— CBS News (@CBSNews) August 28, 2017
On Monday morning, the continuing saga of Tropical Storm Harvey grew worse for Houston after meteorologists said the city would be inundated with up to 50 inches of rain in some areas. FEMA head Brock Long, who already said that his agency is prepared to toil for years of recovery, made the rounds and spoke with CBS News. He called this a “landmark” weather event (and expects over 450,000 people to seek FEMA aid) but emphasizes that this is still a “life-safety, life-sustaining mission” with emphasis on search, rescue, and stabilization, so recovery isn’t even on the board yet. With that in mind, the Army Corps of Engineers had no choice but to begin releasing waters from two Houston dams (Addicks and Barker) into the Buffalo Bayou.
ABC News reports that the unprecedented process (“the first time engineers have done this for flood control”) began at around 2am in order to ward off more “uncontrollable” flooding of the Houston-metro area. However, this move could come at the expense of flooding “thousands” more Houston homes, but Galveston District Commander Col. Lars Zetterstrom said there was no other available option, for the reservoirs have been rising at the rate of one foot per hour:
“If we don’t begin releasing now, the volume of uncontrolled water around the dams will be higher and have a greater impact on the surrounding communities …. [but] It’s going to be better to release the water through the gates directly into Buffalo Bayou as opposed to letting it go around the end and through additional neighborhoods and ultimately into the bayou.”

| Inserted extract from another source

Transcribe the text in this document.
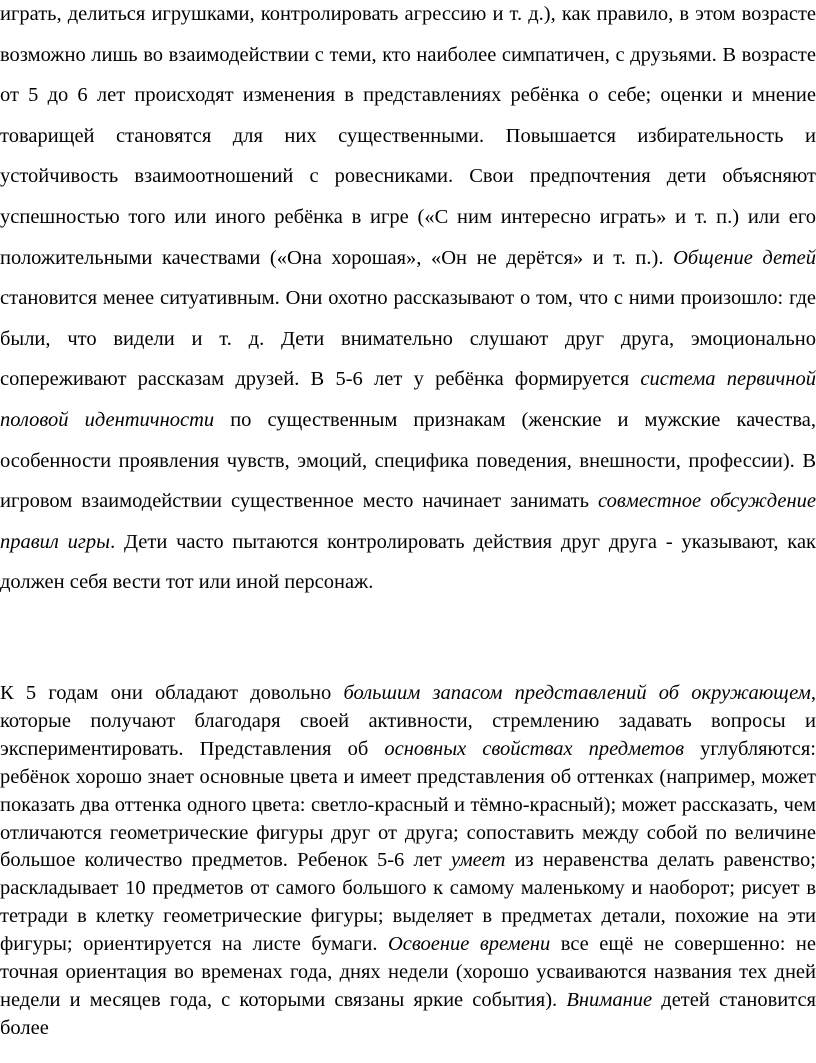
играть, делиться игрушками, контролировать агрессию и т. д.), как правило, в этом возрасте возможно лишь во взаимодействии с теми, кто наиболее симпатичен, с друзьями. В возрасте от 5 до 6 лет происходят изменения в представлениях ребёнка о себе; оценки и мнение товарищей становятся для них существенными. Повышается избирательность и устойчивость взаимоотношений с ровесниками. Свои предпочтения дети объясняют успешностью того или иного ребёнка в игре («С ним интересно играть» и т. п.) или его положительными качествами («Она хорошая», «Он не дерётся» и т. п.). Общение детей становится менее ситуативным. Они охотно рассказывают о том, что с ними произошло: где были, что видели и т. д. Дети внимательно слушают друг друга, эмоционально сопереживают рассказам друзей. В 5-6 лет у ребёнка формируется система первичной половой идентичности по существенным признакам (женские и мужские качества, особенности проявления чувств, эмоций, специфика поведения, внешности, профессии). В игровом взаимодействии существенное место начинает занимать совместное обсуждение правил игры. Дети часто пытаются контролировать действия друг друга - указывают, как должен себя вести тот или иной персонаж.

К 5 годам они обладают довольно большим запасом представлений об окружающем, которые получают благодаря своей активности, стремлению задавать вопросы и экспериментировать. Представления об основных свойствах предметов углубляются: ребёнок хорошо знает основные цвета и имеет представления об оттенках (например, может показать два оттенка одного цвета: светло-красный и тёмно-красный); может рассказать, чем отличаются геометрические фигуры друг от друга; сопоставить между собой по величине большое количество предметов. Ребенок 5-6 лет умеет из неравенства делать равенство; раскладывает 10 предметов от самого большого к самому маленькому и наоборот; рисует в тетради в клетку геометрические фигуры; выделяет в предметах детали, похожие на эти фигуры; ориентируется на листе бумаги. Освоение времени все ещё не совершенно: не точная ориентация во временах года, днях недели (хорошо усваиваются названия тех дней недели и месяцев года, с которыми связаны яркие события). Внимание детей становится более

The dams, both constructed in the 1940s, have been taxed (along with all of Houston’s infrastructure) by this extraordinary event more than by any previous Atlantic cyclone-related event. In addition, Houston added several additional upstream neighborhoods since the dams’ planning phases, which throws another wild card in the mix.
Immediately, roads closed as a result of the releases, which shall be timed for the least amount of impact possible. Rain from the tropical storm is expected to continue in Houston for days, and nearby communities like Dickinson have been hit just as hard with one viral photo that will likely become what people remember from this storm for decades to come.
President Trump, who received briefs on storm coverage from Camp David this weekend, plans to tour southeast Texas flood damage on Tuesday. He’s tweeted several times about Harvey, but one particular tweet has struck some as a little … enthused: “HISTORIC rainfall in Houston, and all over Texas. Floods are unprecedented, and more rain coming. Spirit of the people is incredible.Thanks!”
UPDATE #1 – 12:40pm EST: Texas Governor Greg Abbott has activated all 12,000 members of the state’s National Guard to assist in search and rescue operations. That’s up from 4,000 members activated over the past few days.